Our food is tainted, as are the air and the water we take in. As to psychological stressors? If becoming an obvious female is stressful, isn't it more meaningful to look at the culture in which females face this stress? Gee, maybe there's something wrong with how we treat adult females if leaving childhood is inherently traumatic! And might there be specific negative effects in becoming a Black woman in a racist, patriarchal culture??? One might think ... but they didn't.
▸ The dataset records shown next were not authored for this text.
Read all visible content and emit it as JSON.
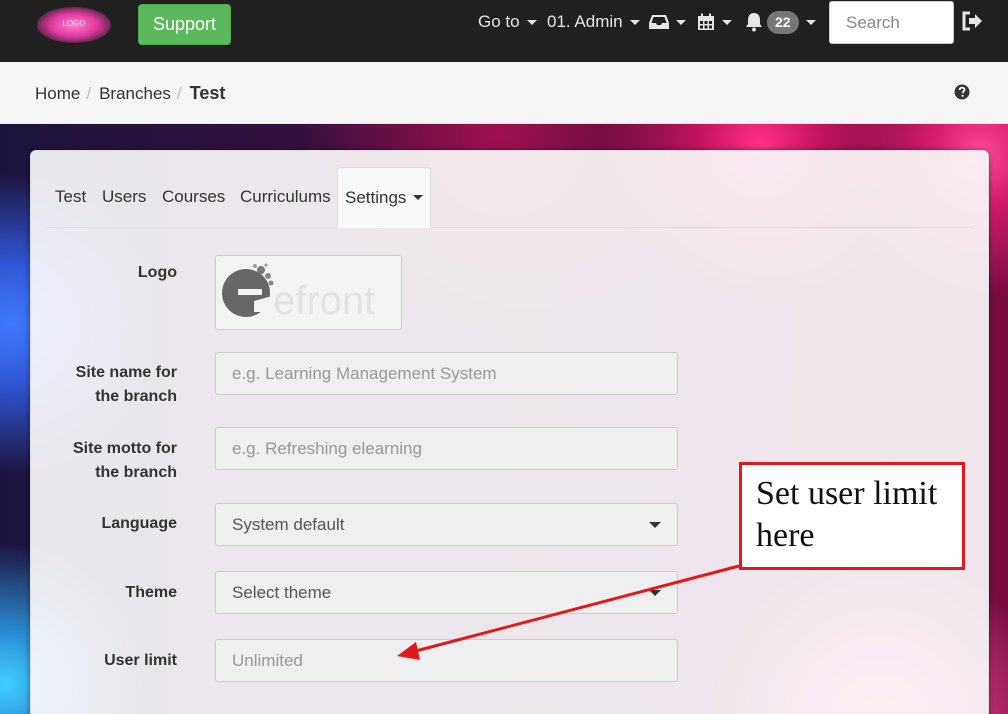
{
  "navbar": {
    "logo_text": "LOGO",
    "support_label": "Support",
    "goto_label": "Go to",
    "user_label": "01. Admin",
    "notifications_count": "22",
    "search_placeholder": "Search",
    "icons": [
      "inbox-icon",
      "calendar-icon",
      "bell-icon",
      "logout-icon"
    ]
  },
  "breadcrumb": {
    "items": [
      "Home",
      "Branches"
    ],
    "current": "Test"
  },
  "tabs": [
    {
      "label": "Test"
    },
    {
      "label": "Users"
    },
    {
      "label": "Courses"
    },
    {
      "label": "Curriculums"
    },
    {
      "label": "Settings",
      "active": true
    }
  ],
  "form": {
    "logo_label": "Logo",
    "logo_wordmark": "efront",
    "site_name_label_1": "Site name for",
    "site_name_label_2": "the branch",
    "site_name_placeholder": "e.g. Learning Management System",
    "site_motto_label_1": "Site motto for",
    "site_motto_label_2": "the branch",
    "site_motto_placeholder": "e.g. Refreshing elearning",
    "language_label": "Language",
    "language_value": "System default",
    "theme_label": "Theme",
    "theme_value": "Select theme",
    "user_limit_label": "User limit",
    "user_limit_placeholder": "Unlimited"
  },
  "annotation": {
    "text_line1": "Set user limit",
    "text_line2": "here",
    "color": "#e0191e"
  },
  "colors": {
    "navbar_bg": "#202020",
    "support_green": "#5cb85c",
    "badge_grey": "#777777"
  }
}
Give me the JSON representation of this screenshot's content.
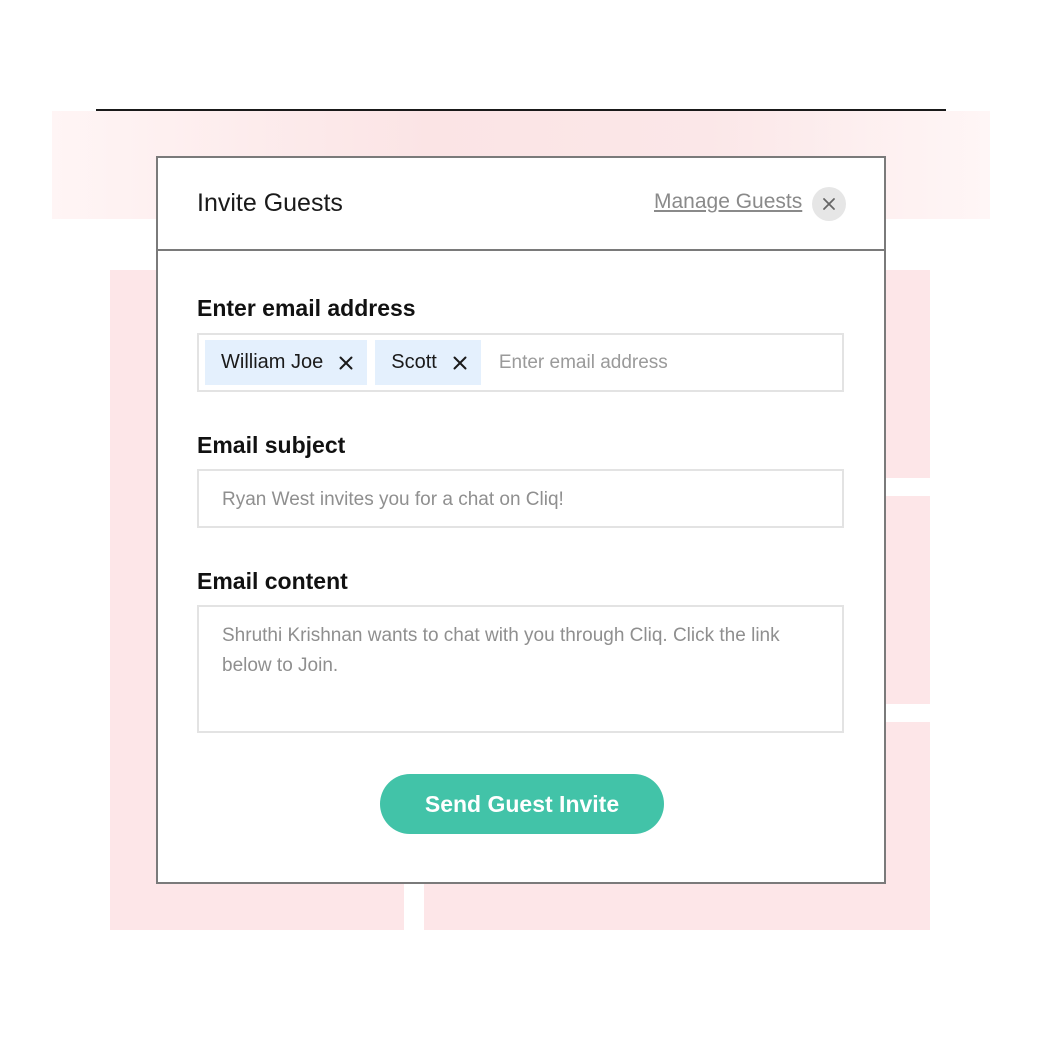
{
  "dialog": {
    "title": "Invite Guests",
    "manage_link": "Manage Guests",
    "close_icon": "close-icon"
  },
  "email_field": {
    "label": "Enter email address",
    "chips": [
      {
        "label": "William Joe",
        "remove_icon": "close-icon"
      },
      {
        "label": "Scott",
        "remove_icon": "close-icon"
      }
    ],
    "placeholder": "Enter email address"
  },
  "subject_field": {
    "label": "Email subject",
    "value": "Ryan West invites you for a chat on Cliq!"
  },
  "content_field": {
    "label": "Email content",
    "value": "Shruthi Krishnan wants to chat with you through Cliq. Click the link below to Join."
  },
  "send_button": {
    "label": "Send Guest Invite",
    "color": "#42c3a8"
  },
  "colors": {
    "chip_background": "#e4f0fd",
    "background_blocks": "#fde6e8"
  }
}
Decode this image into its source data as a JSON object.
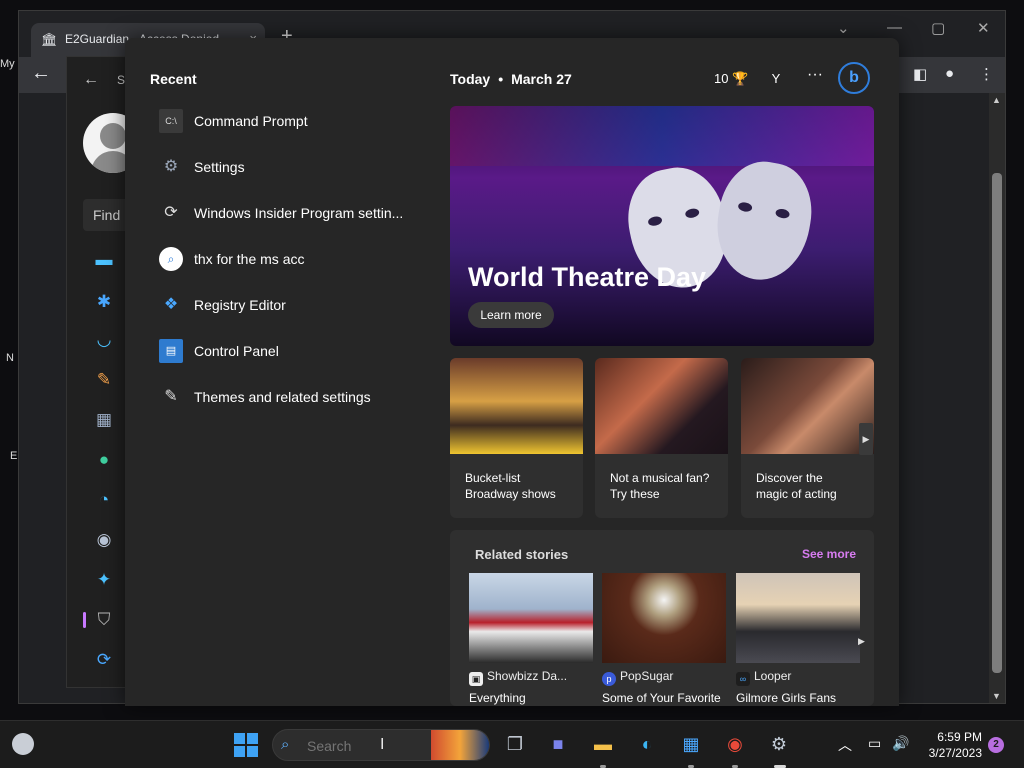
{
  "browser": {
    "tab_title": "E2Guardian - Access Denied",
    "new_tab": "+",
    "tab_close": "×",
    "back": "←"
  },
  "desktop_edge": [
    "My",
    "N",
    "E"
  ],
  "settings": {
    "title": "S",
    "find_placeholder": "Find"
  },
  "start": {
    "recent_title": "Recent",
    "recent": [
      {
        "icon": "command-prompt-icon",
        "label": "Command Prompt"
      },
      {
        "icon": "settings-gear-icon",
        "label": "Settings"
      },
      {
        "icon": "sync-icon",
        "label": "Windows Insider Program settin..."
      },
      {
        "icon": "search-icon",
        "label": "thx for the ms acc"
      },
      {
        "icon": "registry-icon",
        "label": "Registry Editor"
      },
      {
        "icon": "control-panel-icon",
        "label": "Control Panel"
      },
      {
        "icon": "brush-icon",
        "label": "Themes and related settings"
      }
    ]
  },
  "feed": {
    "today": "Today",
    "dot": "•",
    "date": "March 27",
    "points": "10",
    "avatar": "Y",
    "more": "···",
    "bing": "b",
    "hero": {
      "title": "World Theatre Day",
      "button": "Learn more"
    },
    "cards": [
      {
        "line1": "Bucket-list",
        "line2": "Broadway shows"
      },
      {
        "line1": "Not a musical fan?",
        "line2": "Try these"
      },
      {
        "line1": "Discover the",
        "line2": "magic of acting"
      }
    ],
    "related_title": "Related stories",
    "see_more": "See more",
    "stories": [
      {
        "source": "Showbizz Da...",
        "headline": "Everything"
      },
      {
        "source": "PopSugar",
        "headline": "Some of Your Favorite"
      },
      {
        "source": "Looper",
        "headline": "Gilmore Girls Fans"
      }
    ]
  },
  "taskbar": {
    "search_placeholder": "Search",
    "time": "6:59 PM",
    "date": "3/27/2023",
    "notifications": "2"
  },
  "colors": {
    "accent": "#3ea2f4",
    "see_more": "#d77cf0",
    "bing": "#2f7ddb"
  }
}
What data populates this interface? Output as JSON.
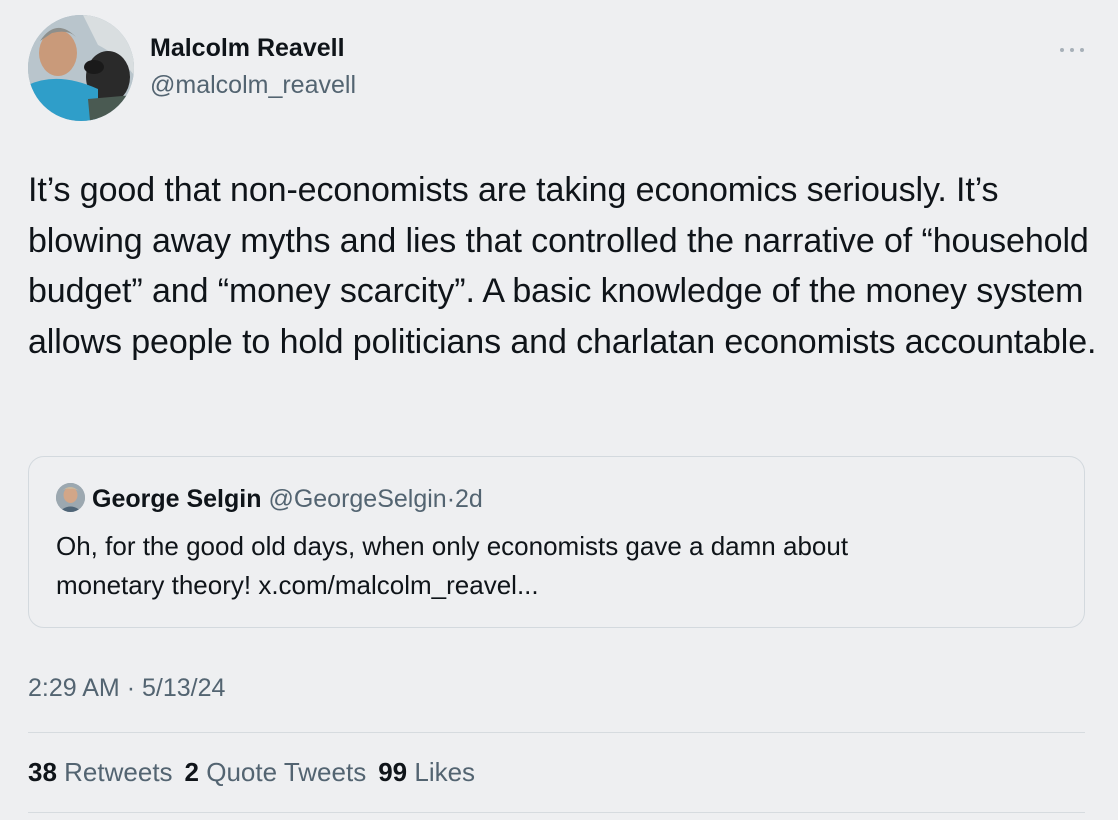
{
  "author": {
    "name": "Malcolm Reavell",
    "handle": "@malcolm_reavell"
  },
  "tweet": {
    "text": "It’s good that non-economists are taking economics seriously. It’s blowing away myths and lies that controlled the narrative of “household budget” and “money scarcity”. A basic knowledge of the money system allows people to hold politicians and charlatan economists accountable.",
    "time": "2:29 AM",
    "separator": "·",
    "date": "5/13/24"
  },
  "quote": {
    "name": "George Selgin",
    "handle": "@GeorgeSelgin",
    "separator": "·",
    "age": "2d",
    "text_line1": "Oh, for the good old days, when only economists gave a damn about",
    "text_line2": "monetary theory! x.com/malcolm_reavel..."
  },
  "stats": {
    "retweets_count": "38",
    "retweets_label": "Retweets",
    "quotes_count": "2",
    "quotes_label": "Quote Tweets",
    "likes_count": "99",
    "likes_label": "Likes"
  },
  "icons": {
    "more": "more-horizontal-icon"
  },
  "colors": {
    "background": "#eeeff1",
    "primary_text": "#0f1419",
    "secondary_text": "#536471",
    "border": "#d3d9de"
  }
}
How we frame is who we blame. A breast cancer group blaming the female hormone, estrogen, Black race and body fat/ness for breast cancer is absolutely unconscionable! Adiposity is even more associated with Blackness than with other races, and is associated, as well, as with poverty. So let's blame the victim, and keep Monsanto out of the limelight. How freaking convenient! --d
humanmilkpatentp...
Jan 12 2008, 08:56 AM
How we frame is who we blame. A breast cancer group blaming the female hormone, estrogen, Black race and body fat/ness for breast cancer is absolutely unconscionable! Adiposity is even more associated with Blackness than with other races, and is associated, as well, as with poverty. So let's blame the victim, and keep Monsanto out of the limelight. How freaking convenient! --d
[/quote]
I think you have made a profound statement, "How we frame is who we blame." This is also evident in hiv/aids "science" and in the "ricket epidemic" (blamed on vitamin D deficiency) of African American breastfed babies. How does an infectious disease target only certain races? Defies logic. In the case of rickets, the blame is placed on breastfeeding and again on race. Yet the science defies logic but it is convenient way to sell testing, drugs, and supplements.